Collins argued that the Bible does not portray animal death as an evil. "Psalm 104 verse 21 says that lions get their food from God and that is something to be celebrated – the psalm actually celebrates that," the ESV Old Testament chair explained. Because humans were created in the image of God, however, each death is truly a tragedy. "Biblically, the death of humans is the problem, the death of animals is not," Collins said.
Both old earth and young earth creationists aim to reconcile faith and science, but they do so in different ways. Ham, Collins, Richards, and Meyer all agreed that modern science developed from a Christian worldview and works best when scientists assume that the same God created human reason and an ordered natural universe. They disagreed, however, when applying scientific evidence to an understanding of Earth's past.
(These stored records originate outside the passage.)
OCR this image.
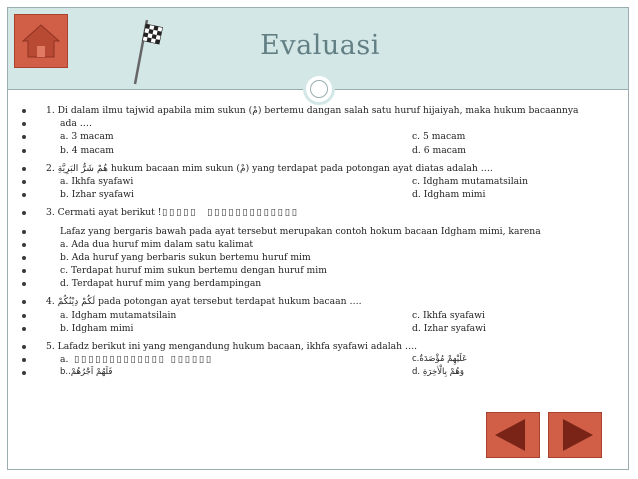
Evaluasi
1. Di dalam ilmu tajwid apabila mim sukun (مْ) bertemu dangan salah satu huruf hijaiyah, maka hukum bacaannya
ada ….
a. 3 macam	c. 5 macam
b. 4 macam	d. 6 macam
2. هُمْ شَرُّ البَرِيَّةِ hukum bacaan mim sukun (مْ) yang terdapat pada potongan ayat diatas adalah ….
a. Ikhfa syafawi	c. Idgham mutamatsilain
b. Izhar syafawi	d. Idgham mimi
3. Cermati ayat berikut ! ▯▯▯▯▯  ▯▯▯▯▯▯▯▯▯▯▯▯▯
Lafaz yang bergaris bawah pada ayat tersebut merupakan contoh hokum bacaan Idgham mimi, karena
a. Ada dua huruf mim dalam satu kalimat
b. Ada huruf yang berbaris sukun bertemu huruf mim
c. Terdapat huruf mim sukun bertemu dengan huruf mim
d. Terdapat huruf mim yang berdampingan
4. لَكُمْ دِيْنُكُمْ pada potongan ayat tersebut terdapat hukum bacaan ….
a. Idgham mutamatsilain	c. Ikhfa syafawi
b. Idgham mimi	d. Izhar syafawi
5. Lafadz berikut ini yang mengandung hukum bacaan, ikhfa syafawi adalah ….
a. ▯▯▯▯▯▯▯▯▯▯▯▯▯ ▯▯▯▯▯▯	c.عَلَيْهِمْ مُؤْصَدَةٌ
b..فَلَهُمْ اَجْرُهُمْ	d. وَهُمْ بِالْاٰخِرَةِ
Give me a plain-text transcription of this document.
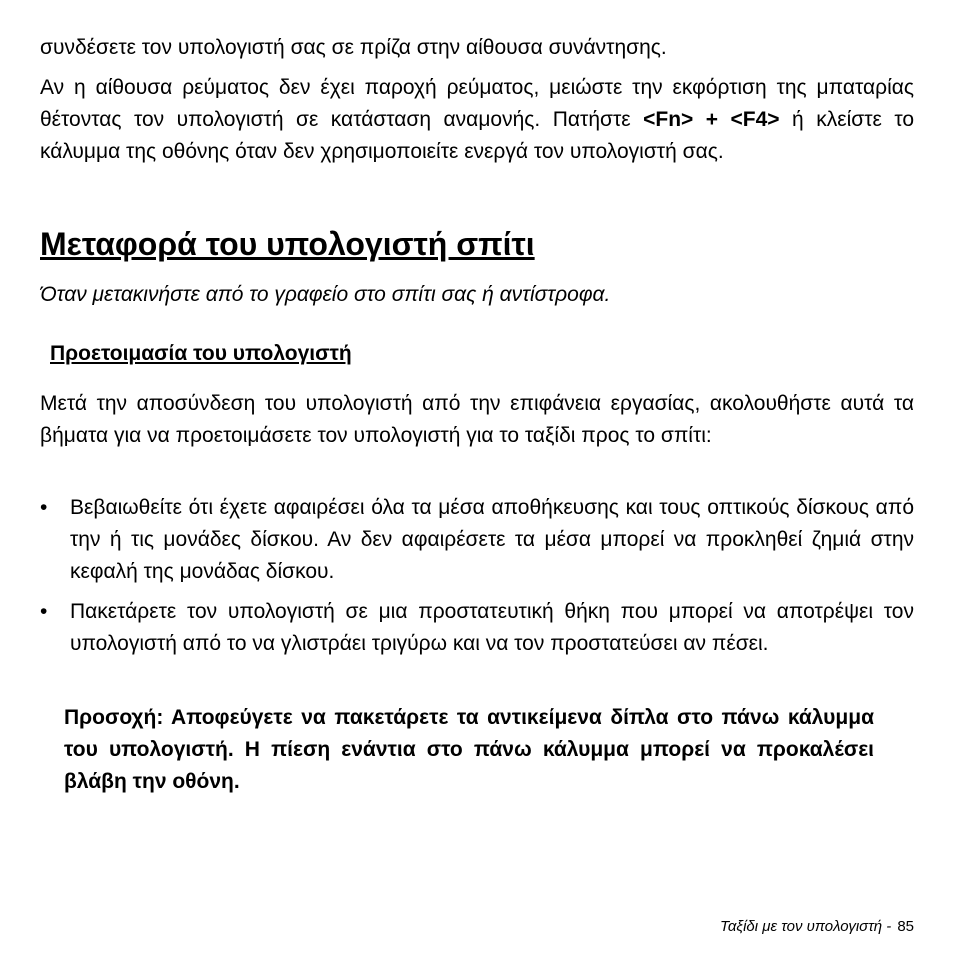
συνδέσετε τον υπολογιστή σας σε πρίζα στην αίθουσα συνάντησης.

Αν η αίθουσα ρεύματος δεν έχει παροχή ρεύματος, μειώστε την εκφόρτιση της μπαταρίας θέτοντας τον υπολογιστή σε κατάσταση αναμονής. Πατήστε <Fn> + <F4> ή κλείστε το κάλυμμα της οθόνης όταν δεν χρησιμοποιείτε ενεργά τον υπολογιστή σας.

Μεταφορά του υπολογιστή σπίτι

Όταν μετακινήστε από το γραφείο στο σπίτι σας ή αντίστροφα.

Προετοιμασία του υπολογιστή

Μετά την αποσύνδεση του υπολογιστή από την επιφάνεια εργασίας, ακολουθήστε αυτά τα βήματα για να προετοιμάσετε τον υπολογιστή για το ταξίδι προς το σπίτι:

• Βεβαιωθείτε ότι έχετε αφαιρέσει όλα τα μέσα αποθήκευσης και τους οπτικούς δίσκους από την ή τις μονάδες δίσκου. Αν δεν αφαιρέσετε τα μέσα μπορεί να προκληθεί ζημιά στην κεφαλή της μονάδας δίσκου.

• Πακετάρετε τον υπολογιστή σε μια προστατευτική θήκη που μπορεί να αποτρέψει τον υπολογιστή από το να γλιστράει τριγύρω και να τον προστατεύσει αν πέσει.

Προσοχή: Αποφεύγετε να πακετάρετε τα αντικείμενα δίπλα στο πάνω κάλυμμα του υπολογιστή. Η πίεση ενάντια στο πάνω κάλυμμα μπορεί να προκαλέσει βλάβη την οθόνη.

Ταξίδι με τον υπολογιστή - 85
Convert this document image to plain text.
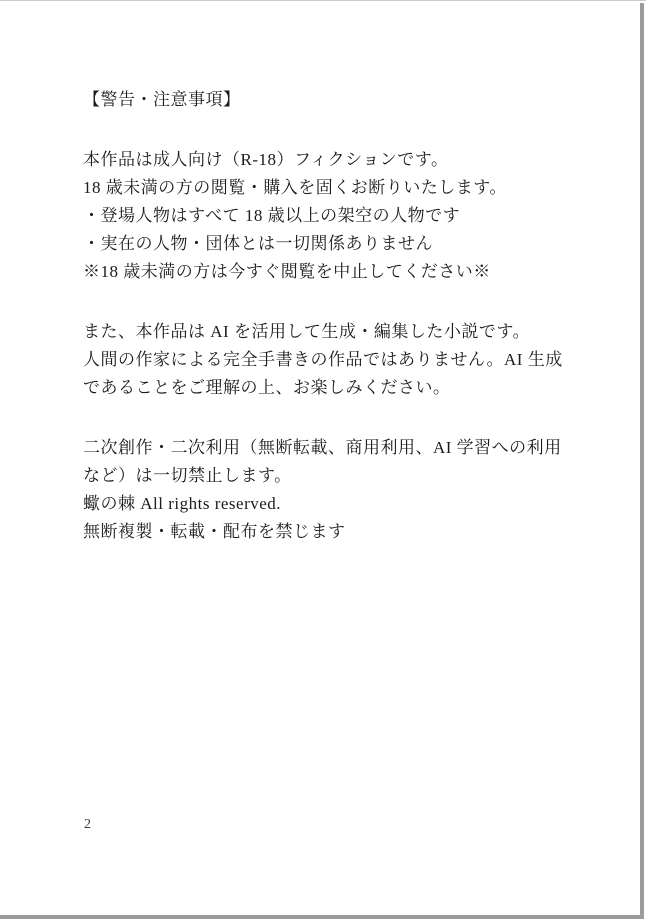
【警告・注意事項】
本作品は成人向け（R-18）フィクションです。
18 歳未満の方の閲覧・購入を固くお断りいたします。
・登場人物はすべて 18 歳以上の架空の人物です
・実在の人物・団体とは一切関係ありません
※18 歳未満の方は今すぐ閲覧を中止してください※
また、本作品は AI を活用して生成・編集した小説です。
人間の作家による完全手書きの作品ではありません。AI 生成
であることをご理解の上、お楽しみください。
二次創作・二次利用（無断転載、商用利用、AI 学習への利用
など）は一切禁止します。
蠍の棘 All rights reserved.
無断複製・転載・配布を禁じます
2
While Ham argued that the best evidence favors a young earth, he also claimed that a belief about things in the past requires faith – no matter which scientific theory you accept. "We observe things in the present, and we're assuming that has always happened in the past," Ham explained. When it comes to explaining the past, however, "you've got a problem, because you weren't there." In order to be sure, he argued, you need a witness – Scripture.
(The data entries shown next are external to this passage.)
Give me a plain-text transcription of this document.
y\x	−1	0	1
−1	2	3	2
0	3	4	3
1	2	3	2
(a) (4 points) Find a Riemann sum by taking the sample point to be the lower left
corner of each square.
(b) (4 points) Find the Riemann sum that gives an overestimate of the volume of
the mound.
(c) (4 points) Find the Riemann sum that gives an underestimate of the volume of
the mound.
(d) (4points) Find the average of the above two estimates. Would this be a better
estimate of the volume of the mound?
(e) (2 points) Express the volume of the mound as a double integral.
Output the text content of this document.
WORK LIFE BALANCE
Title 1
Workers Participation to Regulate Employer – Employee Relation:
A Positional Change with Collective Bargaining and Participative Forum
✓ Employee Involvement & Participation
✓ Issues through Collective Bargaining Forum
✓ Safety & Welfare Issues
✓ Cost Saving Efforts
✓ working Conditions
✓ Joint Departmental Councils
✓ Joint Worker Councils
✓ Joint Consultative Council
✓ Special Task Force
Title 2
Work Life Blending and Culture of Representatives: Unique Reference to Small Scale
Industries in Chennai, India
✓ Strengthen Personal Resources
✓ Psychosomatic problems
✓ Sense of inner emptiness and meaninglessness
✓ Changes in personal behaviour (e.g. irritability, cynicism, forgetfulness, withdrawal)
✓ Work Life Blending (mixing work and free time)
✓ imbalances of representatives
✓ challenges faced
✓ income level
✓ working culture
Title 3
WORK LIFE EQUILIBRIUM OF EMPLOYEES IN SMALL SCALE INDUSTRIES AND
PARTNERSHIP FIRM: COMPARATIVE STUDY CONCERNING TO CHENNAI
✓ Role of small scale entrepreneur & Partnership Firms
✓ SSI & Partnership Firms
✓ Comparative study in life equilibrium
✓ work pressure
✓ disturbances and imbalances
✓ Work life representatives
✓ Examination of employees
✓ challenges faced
Collins warned against taking a too rigid view of Scripture's authority in scientific matters. "Very distinguished fathers in the church such as Augustine have cautioned believers against speaking ignorantly with regards to science because that brings the faith into disrepute."
Richards agreed, arguing that "it's not like everything we need to learn about astronomy or chemistry can be learned from the biblical text." He explained that "Christians believe God has two books through which He reveals himself," generally to everyone in the book of nature, and specifically to Christians in the book of Scripture. Both are God's word, and both proclaim the same truth, so reconciling them should not be a problem, Richards claimed.